The poll also uncovered for the first time that people reported business executives as highly corrupt. Business ranked as having the second highest levels of corruption in the region, just below the police.

It may be recalled that the police regularly rate as highly corrupt, but the strongly negative assessment of business executives is new compared to previous surveys.

Many Africans, particularly the poor, the report added, are burdened by corruption when trying to get access to key basic services in their country. 22 per cent of people that have come into contact with a public service in the past 12 months paid a bribe.

“Of the six key public services that we asked about, people who come into contact with the courts and police are the most likely to have paid a bribe. 28 per cent and 27 per cent respectively of people who had contact with these services paid a bribe.

“Across the continent, poor people who use public services are twice as likely as rich people to have paid a bribe, and in urban areas they are even more likely to pay bribes”, the report added.

The report however noted that in spite of disheartening findings, the bright spots across the continent were in Botswana, Burkina Faso, Lesotho and Senegal, adding that citizens in these countries were some of the most positive in the region when discussing corruption.

It was also established that unless it’s stopped, corruption slows development and economic growth while weakening people’s trust in government and the accountability of public institutions.

“Corruption creates and increases poverty and exclusion. While corrupt individuals with political power enjoy a lavish life, millions of Africans are deprived of their basic needs like food, health, education, housing, access to clean water and sanitation.

“We call on governments and judges to stop corruption, eradicate impunity and implement Goal 16 of the Sustainable Development Goals to curb corruption. We also call on the people to demand honesty and transparency, and mobilize against corruption. It is time to say enough and unmask the corrupt,” said Transparency International Chair José Ugaz.

Ugaz also observed that it is increasingly clear that citizens are a key part of any anti-corruption initiative but the survey according to him, however finds that corruption reporting mechanisms are often seen as too dangerous, ineffective or unclear.

He added that more than 1 out of 3 Africans thinks that a whistleblower faces negative consequences for reporting corruption, which is why most people don’t report.

“Our work as civil society is clear: we have to spread a message of hope across the continent. Corruption can be tackled. People need to be given the space to stand up against it without fear of retaliation and governments need to get serious about ending the widespread impunity”, he further stated.

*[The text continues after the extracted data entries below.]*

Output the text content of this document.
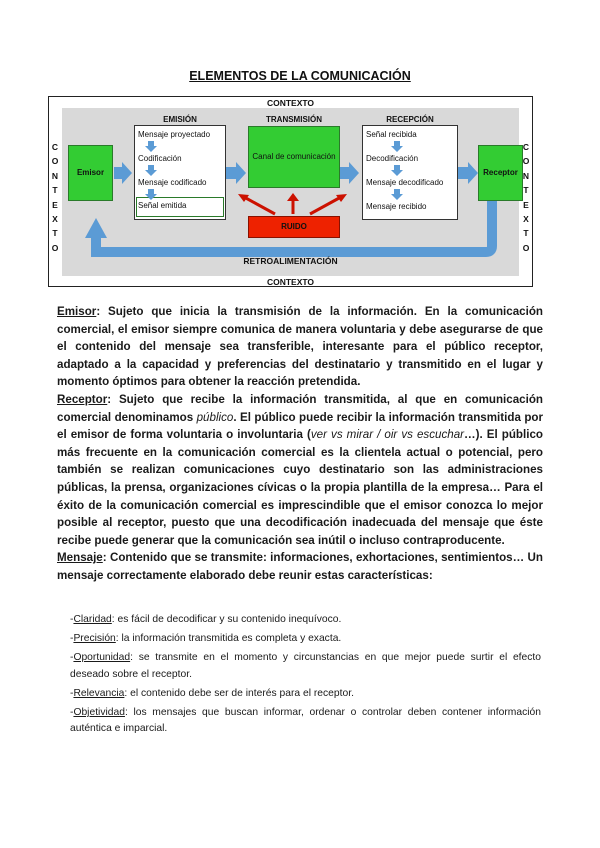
ELEMENTOS DE LA COMUNICACIÓN
CONTEXTO
CONTEXTO
C
O
N
T
E
X
T
O
C
O
N
T
E
X
T
O
EMISIÓN	TRANSMISIÓN	RECEPCIÓN
Emisor
Mensaje proyectado
Codificación
Mensaje codificado
Señal emitida
Canal de comunicación
RUIDO
Señal recibida
Decodificación
Mensaje decodificado
Mensaje recibido
Receptor
RETROALIMENTACIÓN

Emisor: Sujeto que inicia la transmisión de la información. En la comunicación comercial, el emisor siempre comunica de manera voluntaria y debe asegurarse de que el contenido del mensaje sea transferible, interesante para el público receptor, adaptado a la capacidad y preferencias del destinatario y transmitido en el lugar y momento óptimos para obtener la reacción pretendida.

Receptor: Sujeto que recibe la información transmitida, al que en comunicación comercial denominamos público. El público puede recibir la información transmitida por el emisor de forma voluntaria o involuntaria (ver vs mirar / oir vs escuchar…). El público más frecuente en la comunicación comercial es la clientela actual o potencial, pero también se realizan comunicaciones cuyo destinatario son las administraciones públicas, la prensa, organizaciones cívicas o la propia plantilla de la empresa… Para el éxito de la comunicación comercial es imprescindible que el emisor conozca lo mejor posible al receptor, puesto que una decodificación inadecuada del mensaje que éste recibe puede generar que la comunicación sea inútil o incluso contraproducente.

Mensaje: Contenido que se transmite: informaciones, exhortaciones, sentimientos… Un mensaje correctamente elaborado debe reunir estas características:

-Claridad: es fácil de decodificar y su contenido inequívoco.
-Precisión: la información transmitida es completa y exacta.
-Oportunidad: se transmite en el momento y circunstancias en que mejor puede surtir el efecto deseado sobre el receptor.
-Relevancia: el contenido debe ser de interés para el receptor.
-Objetividad: los mensajes que buscan informar, ordenar o controlar deben contener información auténtica e imparcial.
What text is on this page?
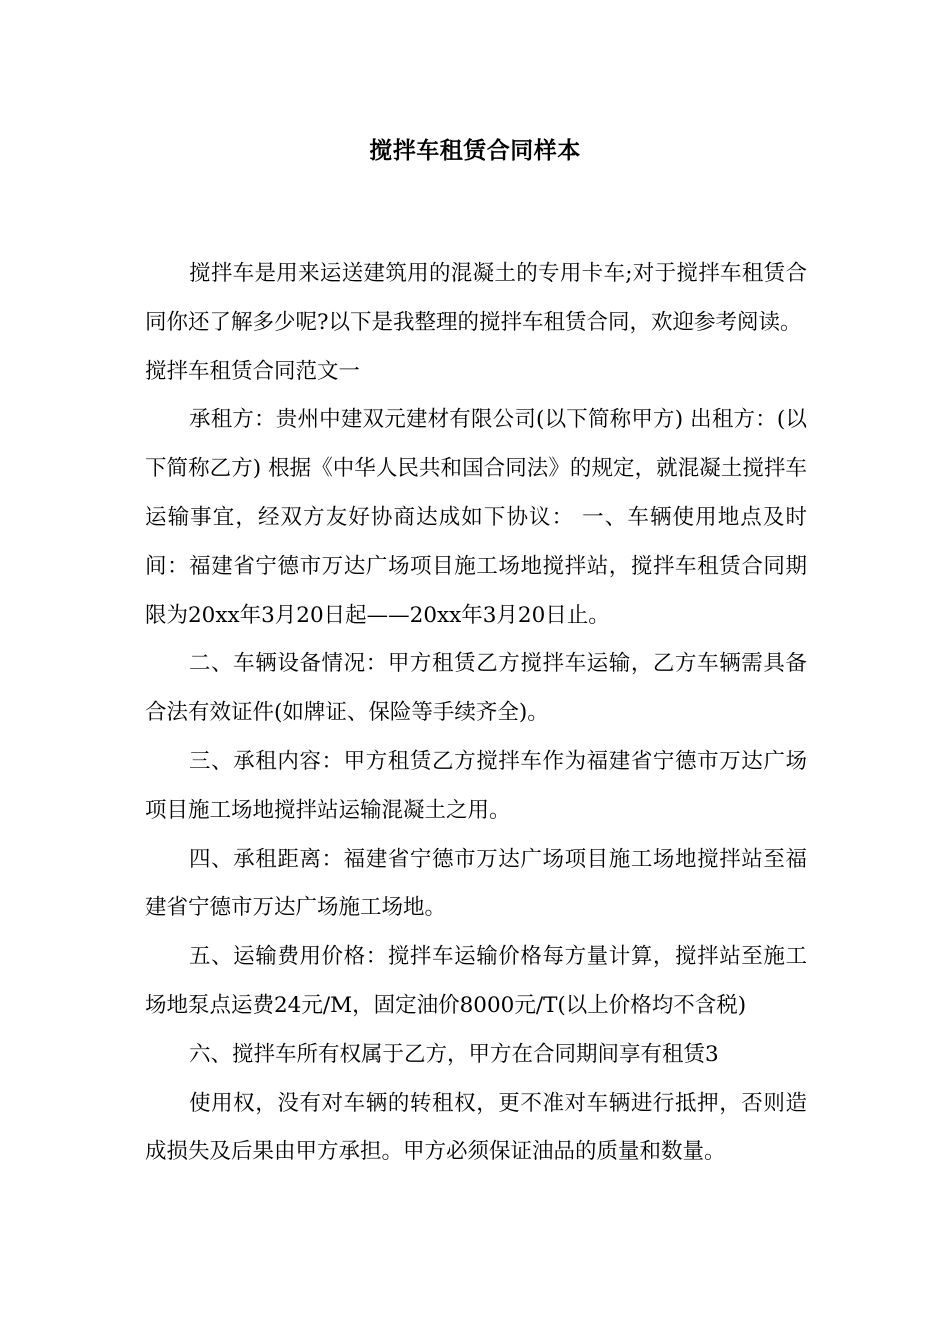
搅拌车租赁合同样本

搅拌车是用来运送建筑用的混凝土的专用卡车;对于搅拌车租赁合同你还了解多少呢?以下是我整理的搅拌车租赁合同，欢迎参考阅读。

搅拌车租赁合同范文一

承租方：贵州中建双元建材有限公司(以下简称甲方) 出租方：(以下简称乙方) 根据《中华人民共和国合同法》的规定，就混凝土搅拌车运输事宜，经双方友好协商达成如下协议： 一、车辆使用地点及时间：福建省宁德市万达广场项目施工场地搅拌站，搅拌车租赁合同期限为20xx年3月20日起——20xx年3月20日止。

二、车辆设备情况：甲方租赁乙方搅拌车运输，乙方车辆需具备合法有效证件(如牌证、保险等手续齐全)。

三、承租内容：甲方租赁乙方搅拌车作为福建省宁德市万达广场项目施工场地搅拌站运输混凝土之用。

四、承租距离：福建省宁德市万达广场项目施工场地搅拌站至福建省宁德市万达广场施工场地。

五、运输费用价格：搅拌车运输价格每方量计算，搅拌站至施工场地泵点运费24元/M，固定油价8000元/T(以上价格均不含税)

六、搅拌车所有权属于乙方，甲方在合同期间享有租赁3

使用权，没有对车辆的转租权，更不准对车辆进行抵押，否则造成损失及后果由甲方承担。甲方必须保证油品的质量和数量。
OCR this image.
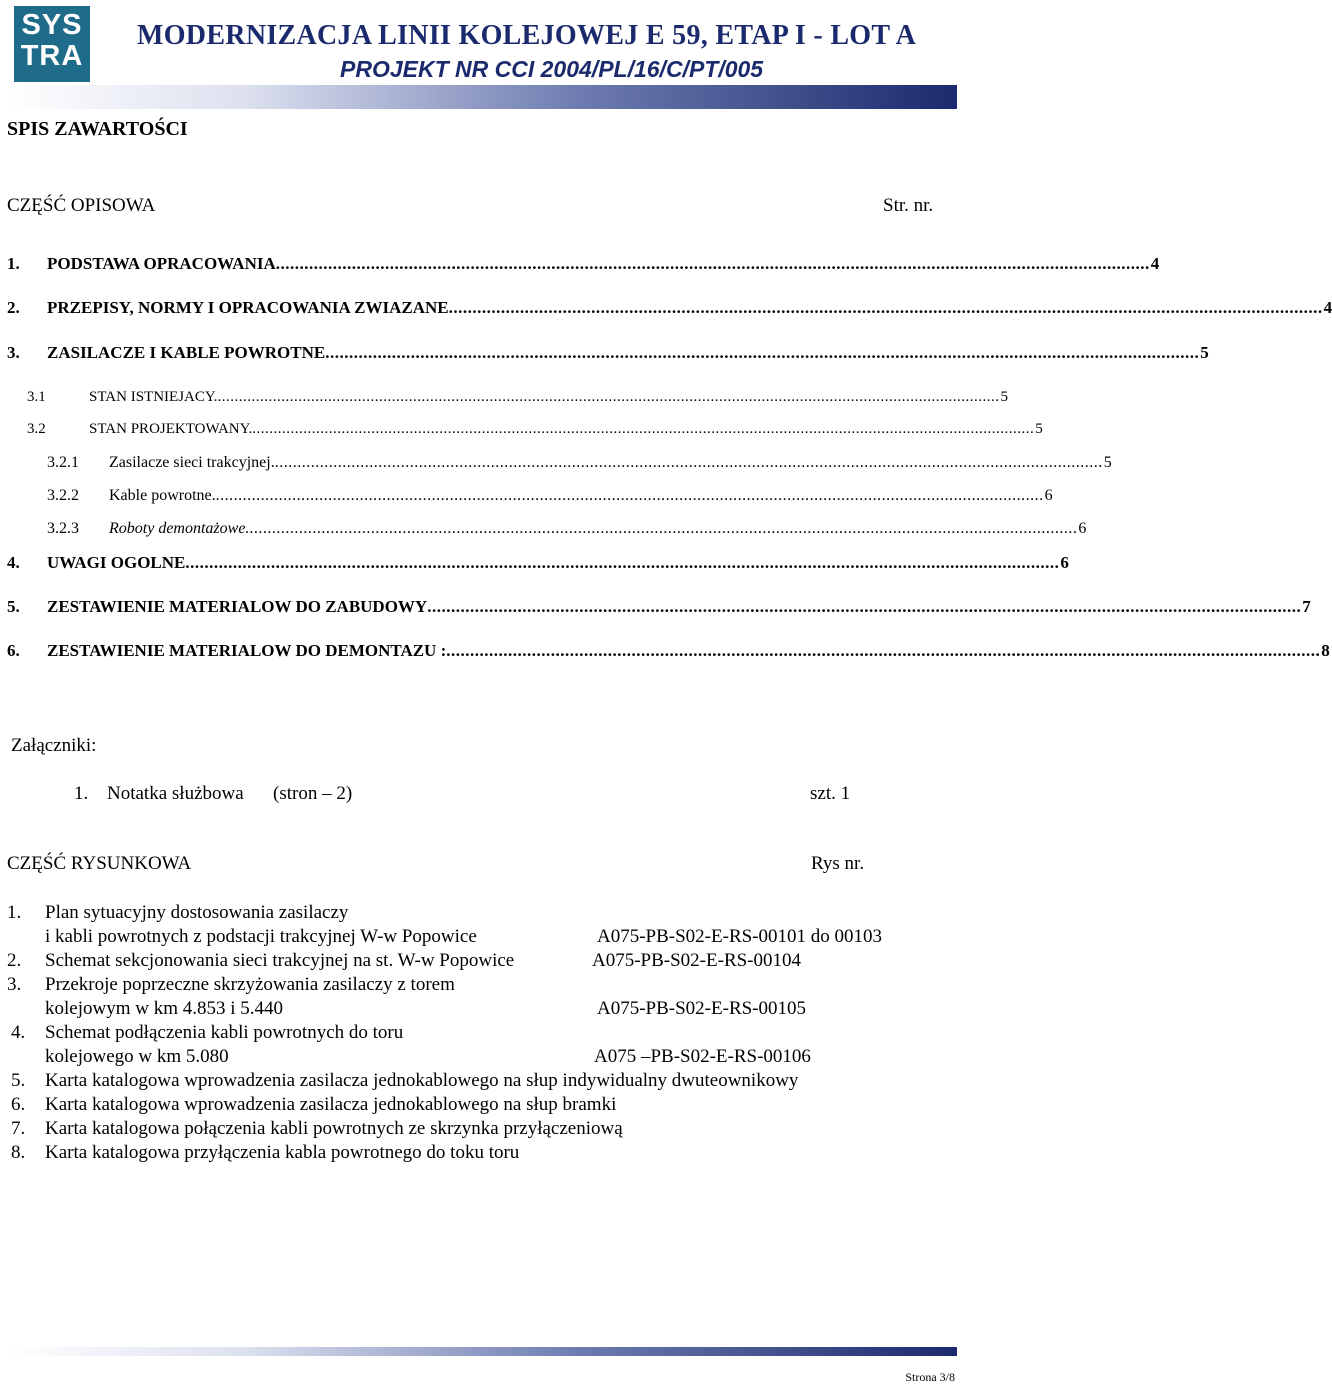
SYS
TRA
MODERNIZACJA LINII KOLEJOWEJ E 59, ETAP I - LOT A
PROJEKT NR CCI 2004/PL/16/C/PT/005
SPIS ZAWARTOŚCI
CZĘŚĆ OPISOWA	Str. nr.
1. PODSTAWA OPRACOWANIA ........................................................................................................................................................................................ 4
2. PRZEPISY, NORMY I OPRACOWANIA ZWIAZANE ........................................................................................................................................................................................ 4
3. ZASILACZE I KABLE POWROTNE ........................................................................................................................................................................................ 5
3.1	STAN ISTNIEJACY. ........................................................................................................................................................................................ 5
3.2	STAN PROJEKTOWANY. ........................................................................................................................................................................................ 5
3.2.1 Zasilacze sieci trakcyjnej. ........................................................................................................................................................................................ 5
3.2.2 Kable powrotne. ........................................................................................................................................................................................ 6
3.2.3 Roboty demontażowe. ........................................................................................................................................................................................ 6
4. UWAGI OGOLNE ........................................................................................................................................................................................ 6
5. ZESTAWIENIE MATERIALOW DO ZABUDOWY ........................................................................................................................................................................................ 7
6. ZESTAWIENIE MATERIALOW DO DEMONTAZU : ........................................................................................................................................................................................ 8
Załączniki:
1. Notatka służbowa (stron – 2)	szt. 1
CZĘŚĆ RYSUNKOWA	Rys nr.
1. Plan sytuacyjny dostosowania zasilaczy
i kabli powrotnych z podstacji trakcyjnej W-w Popowice	A075-PB-S02-E-RS-00101 do 00103
2. Schemat sekcjonowania sieci trakcyjnej na st. W-w Popowice	A075-PB-S02-E-RS-00104
3. Przekroje poprzeczne skrzyżowania zasilaczy z torem
kolejowym w km 4.853 i 5.440	A075-PB-S02-E-RS-00105
4. Schemat podłączenia kabli powrotnych do toru
kolejowego w km 5.080	A075 –PB-S02-E-RS-00106
5. Karta katalogowa wprowadzenia zasilacza jednokablowego na słup indywidualny dwuteownikowy
6. Karta katalogowa wprowadzenia zasilacza jednokablowego na słup bramki
7. Karta katalogowa połączenia kabli powrotnych ze skrzynka przyłączeniową
8. Karta katalogowa przyłączenia kabla powrotnego do toku toru
Strona 3/8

In its recommendations, TI urged governments to strengthen and enforce legislation on corrupt business people and anti-money laundering to curb the high volume of illicit flows from the continent, noting that such a move could address the negative perception of business if those profiting are held to account.

It also want governments to establish right to information and whistle-blower protection legislation to facilitate the role of civil society in making public institutions more transparent, accountable and corruption-free.

Governments were equally challenged to show  sustained and deep commitment to acting on police corruption at all levels by promoting reforms that combine punitive measures with structural changes over the short and medium-term, adding that  cracking down on petty bribery has direct impact on the most vulnerable in society.

TI also enjoined the African Union (AU) and its members to provide the political will and financing needed to implement the review mechanism established for its anti-corruption convention.